Qingyan Topluluğu’nun üst düzey bir üyesini azarlamış olsa bile.
O kişi başkanla kıyaslanamazdı.
Bu nedenle, herkes Wang Teng’in Qingyan Cemiyeti Başkanı karşısında kendini dizginleyeceğini düşündü. Ancak Wang Teng’in daha da açık sözlü olması ve daha da az saygı göstermesi herkesi şaşırttı.
Shen Yanfeng ve Shi Tianyun başlarını kaldırdılar ve Wang Teng’e sanki bir canavarmış gibi şaşkınlıkla baktılar.
“Ee…” Yue Qiqiao, Wade ve diğerleri şaşkına dönmüştü. Wang Teng’in bu kadar açık sözlü olmasını ve Qingyan Topluluğu’nun başkanıyla açıkça yüzleşmesini beklemiyorlardı.
Feng Qingyan’ın yüzü sonunda karardı. Gözlerinde uğursuz bir parıltıyla Wang Teng’e soğuk soğuk baktı.
“Hahaha… bu çok ilginç!” Gökyüzünden bir kahkaha sesi geldi.

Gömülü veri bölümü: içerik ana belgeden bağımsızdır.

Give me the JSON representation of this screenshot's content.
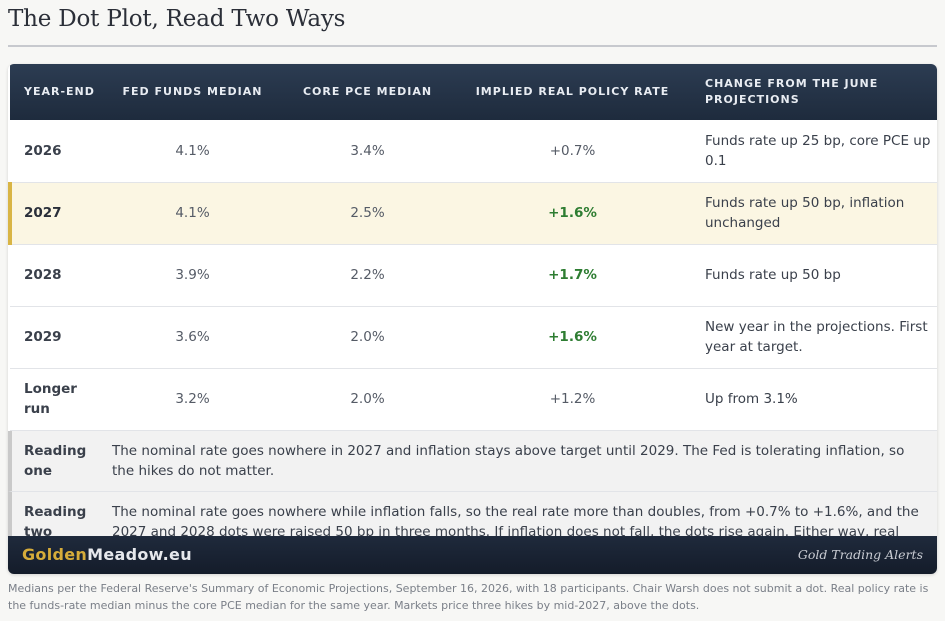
{
  "title": "The Dot Plot, Read Two Ways",
  "table": {
    "headers": {
      "year": "YEAR-END",
      "funds": "FED FUNDS MEDIAN",
      "pce": "CORE PCE MEDIAN",
      "real": "IMPLIED REAL POLICY RATE",
      "change": "CHANGE FROM THE JUNE PROJECTIONS"
    },
    "rows": [
      {
        "year": "2026",
        "funds": "4.1%",
        "pce": "3.4%",
        "real": "+0.7%",
        "change": "Funds rate up 25 bp, core PCE up 0.1"
      },
      {
        "year": "2027",
        "funds": "4.1%",
        "pce": "2.5%",
        "real": "+1.6%",
        "change": "Funds rate up 50 bp, inflation unchanged"
      },
      {
        "year": "2028",
        "funds": "3.9%",
        "pce": "2.2%",
        "real": "+1.7%",
        "change": "Funds rate up 50 bp"
      },
      {
        "year": "2029",
        "funds": "3.6%",
        "pce": "2.0%",
        "real": "+1.6%",
        "change": "New year in the projections. First year at target."
      },
      {
        "year": "Longer run",
        "funds": "3.2%",
        "pce": "2.0%",
        "real": "+1.2%",
        "change": "Up from 3.1%"
      }
    ]
  },
  "readings": [
    {
      "label": "Reading one",
      "text": "The nominal rate goes nowhere in 2027 and inflation stays above target until 2029. The Fed is tolerating inflation, so the hikes do not matter."
    },
    {
      "label": "Reading two",
      "text": "The nominal rate goes nowhere while inflation falls, so the real rate more than doubles, from +0.7% to +1.6%, and the 2027 and 2028 dots were raised 50 bp in three months. If inflation does not fall, the dots rise again. Either way, real rates go up."
    }
  ],
  "brand": {
    "gold": "Golden",
    "rest": "Meadow.eu",
    "tagline": "Gold Trading Alerts"
  },
  "footnote": "Medians per the Federal Reserve's Summary of Economic Projections, September 16, 2026, with 18 participants. Chair Warsh does not submit a dot. Real policy rate is the funds-rate median minus the core PCE median for the same year. Markets price three hikes by mid-2027, above the dots.",
  "colors": {
    "header": "#1e2b3d",
    "highlight": "#fbf6e3",
    "accent_gold": "#d6ac3a",
    "positive_green": "#2e7d32"
  }
}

Feiyun İttifakı ve Cadı Kulesi İttifakı uzay araçlarından iki grup insan daha belirdi. Gökyüzünden aşağı süzüldüler.
Kıkırdayan kişi Cadı Kulesi İttifakı’nın başkanı Wu Ming’di!
“Wu Ming!” Feng Qingyan ona ifadesiz bir şekilde baktı ve soğuk bir şekilde adını söyledi.
“Bana aldırmayın, ben sadece gösteriyi izlemek için buradayım. Lütfen devam edin.” Wu Ming gülümseyerek elini salladı ve “Bu çok ilginç. Bugün böylesine heyecanlı bir dramaya tanık olmayı hiç beklemiyordum. Hahaha, bu harika bir gösteri!”
Feng Qingyan kalbinin öfkeyle çarptığını hissetti. Wu Ming’in sözleri sanki kendisiyle oyun oynanıyormuş gibi hissetmesine neden oldu.
“Kardeş Feng, bu yarışma onların işi. Sen karışmamalısın.” Ji Feiyun sırıttı ve anlamlı bir tonda, “Yoksa herkesin bilmesini istemediğin bir şey mi var?” dedi.
“Hımm!” Feng Qingyan homurdandı. “Başkalarına söyleyemeyeceğim hiçbir şey yok.”
“Ji Feiyun sırıtarak Wang Teng’e döndü ve, “Wang Teng, sanırım devam edebilirsin,” dedi.
Wang Teng’in bakışları herkesin üzerinde gezindi ve sonunda Shen Yanfeng ve Shi Tianyun’un yüzlerine döndü. Sırıttı ve “Konuşun, bize bildiklerinizi anlatın” dedi.